To the eye, there's a pretty clear structure to the data

However, K-means struggles to find a good clustering

In [30]:

shape_km = KMeans(n_clusters=5,n_init=25,random_state=123).fit(ms)

In [31]:

plt.figure(figsize=(10,10))
plt.scatter(ms['x'],ms['y'], c=shape_km.labels_);
plt.scatter(shape_km.cluster_centers_[:,0],shape_km.cluster_centers_[:,1], c='r', marker='h', s=100);
#todo: labels? different markers?

DB Scan uses a handful of parameters, including the number of neighbors a point must have to be considered 'core' (min_samples) and the distance within which neighbors must fall (epsilon). Most reasonable values of min_samples yeild the same results, but tuning epsilon is important.

The function below implement's the authors suggestion for setting epsilon: look at the nearest-neighbor distances and find a level where they begin to grow rapidly.

In [32]:

from sklearn.neighbors import NearestNeighbors

def plot_epsilon(df, min_samples):

    fitted_neigbors = NearestNeighbors(n_neighbors=min_samples).fit(df)
    distances, indices = fitted_neigbors.kneighbors(df)

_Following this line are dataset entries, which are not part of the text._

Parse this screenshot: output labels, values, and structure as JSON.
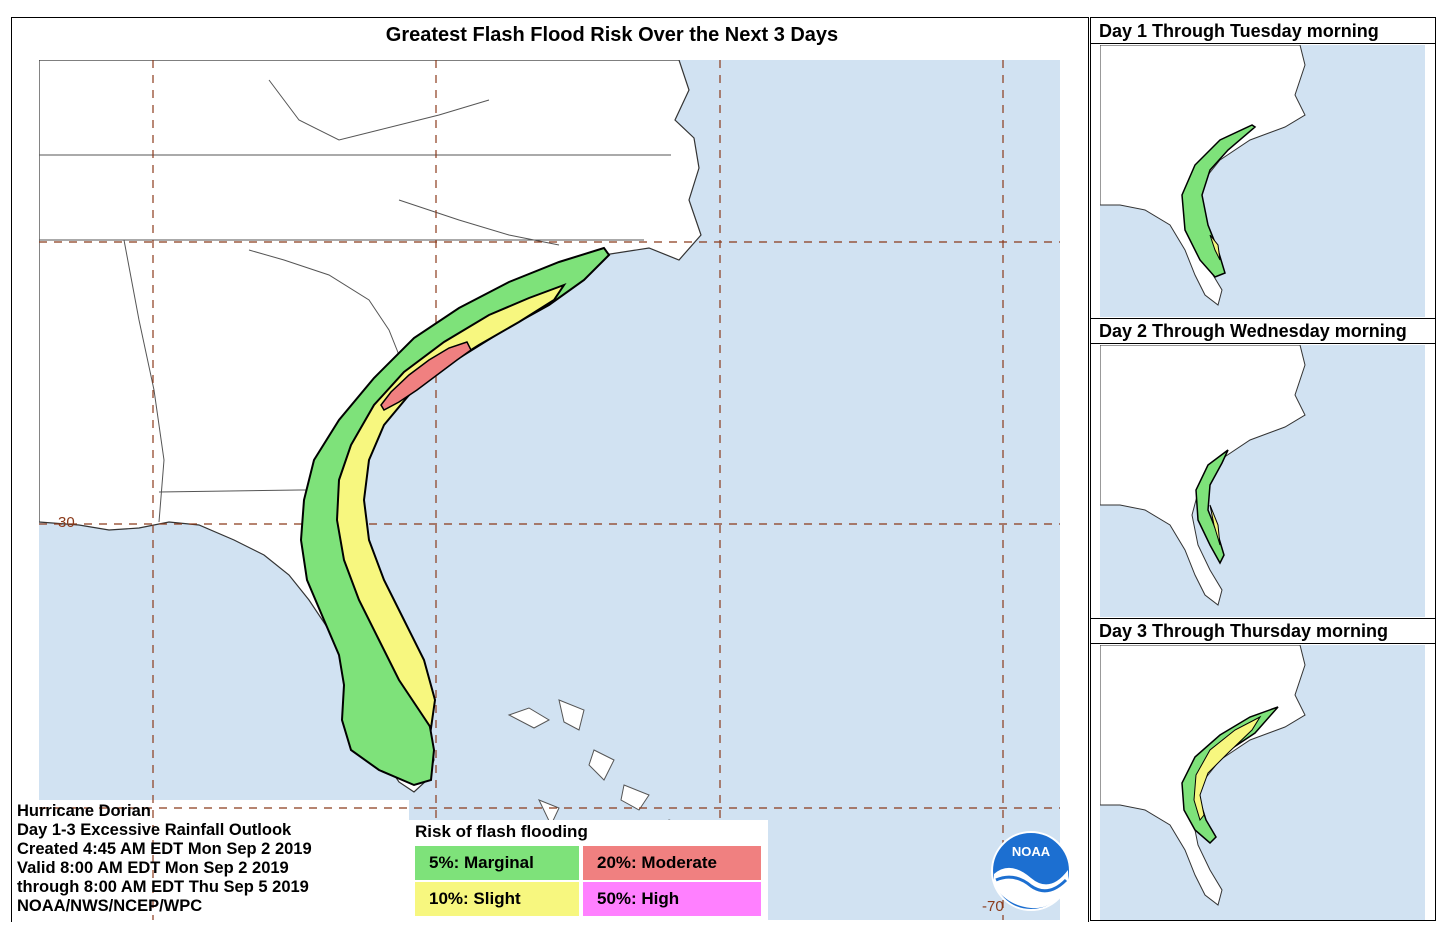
{
  "main_map": {
    "title": "Greatest Flash Flood Risk Over the Next 3 Days",
    "lat_label": "30",
    "lon_label": "-70"
  },
  "info": {
    "storm_name": "Hurricane Dorian",
    "product": "Day 1-3 Excessive Rainfall Outlook",
    "created": "Created 4:45 AM EDT Mon Sep 2 2019",
    "valid": "Valid 8:00 AM EDT Mon Sep 2 2019",
    "through": "through 8:00 AM EDT Thu Sep 5 2019",
    "agency": "NOAA/NWS/NCEP/WPC"
  },
  "legend": {
    "title": "Risk of flash flooding",
    "items": [
      {
        "label": "5%: Marginal",
        "color": "#7ee27a"
      },
      {
        "label": "20%: Moderate",
        "color": "#f08080"
      },
      {
        "label": "10%: Slight",
        "color": "#f7f77f"
      },
      {
        "label": "50%: High",
        "color": "#ff80ff"
      }
    ]
  },
  "panels": [
    {
      "title": "Day 1 Through Tuesday morning"
    },
    {
      "title": "Day 2 Through Wednesday morning"
    },
    {
      "title": "Day 3 Through Thursday morning"
    }
  ],
  "logo": {
    "text": "NOAA"
  },
  "colors": {
    "ocean": "#d1e2f2",
    "land": "#ffffff",
    "marginal": "#7ee27a",
    "slight": "#f7f77f",
    "moderate": "#f08080",
    "high": "#ff80ff",
    "grid": "#8b3a1a"
  }
}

    dist_to_nth_nearest_neighbor = distances[:,-1]
    plt.plot(np.sort(dist_to_nth_nearest_neighbor))
    plt.xlabel("Index\n(sorted by increasing distances)")
    plt.ylabel("{}-NN Distance (epsilon)".format(min_samples-1))
    plt.tick_params(right=True, labelright=True)

In [33]:

plot_epsilon(ms, 3)

The major slope occurs around eps=0.15 when min_samples set to 3.

In [34]:

from sklearn.cluster import DBSCAN

fitted_dbscan = DBSCAN(eps=0.15).fit(ms)

plt.figure(figsize=(10,10))
plt.scatter(ms['x'],ms['y'], c=fitted_dbscan.labels_);

We see good results with the suggested epsilon. A lower epsilon (0.12) won't quite merge all the clustersWe

DBSCAN on crime data¶

Returning to the crime data, let's tune epsilon and see what clusters are returned

In [35]:

plot_epsilon(scaled_df, 5)

The optimal value is either around 1.4 to 1.6. Choosing one versus the other does not result in different clusterings.

In [36]:

fitted_dbscan = DBSCAN(eps=1.4,min_samples=5).fit(scaled_df)
fitted_dbscan.labels_

Out[36]:

array([ 0, -1,  0,  0,  0,  0,  0,  0,  0,  0,  0,  0,  0,  0,  0,  0,  0,
        0,  0,  0,  0,  0,  0,  0,  0,  0,  0,  0,  0,  0,  0,  0,  0,  0,
        0,  0,  0,  0,  0,  0,  0,  0,  0,  0,  0,  0,  0,  0,  0,  0])

At this epsilon and min_samples, all but one state are included in cluster 0. The remaining point (Alaska) is not part of any cluster. DBSCAN is not particularly effective using this data set.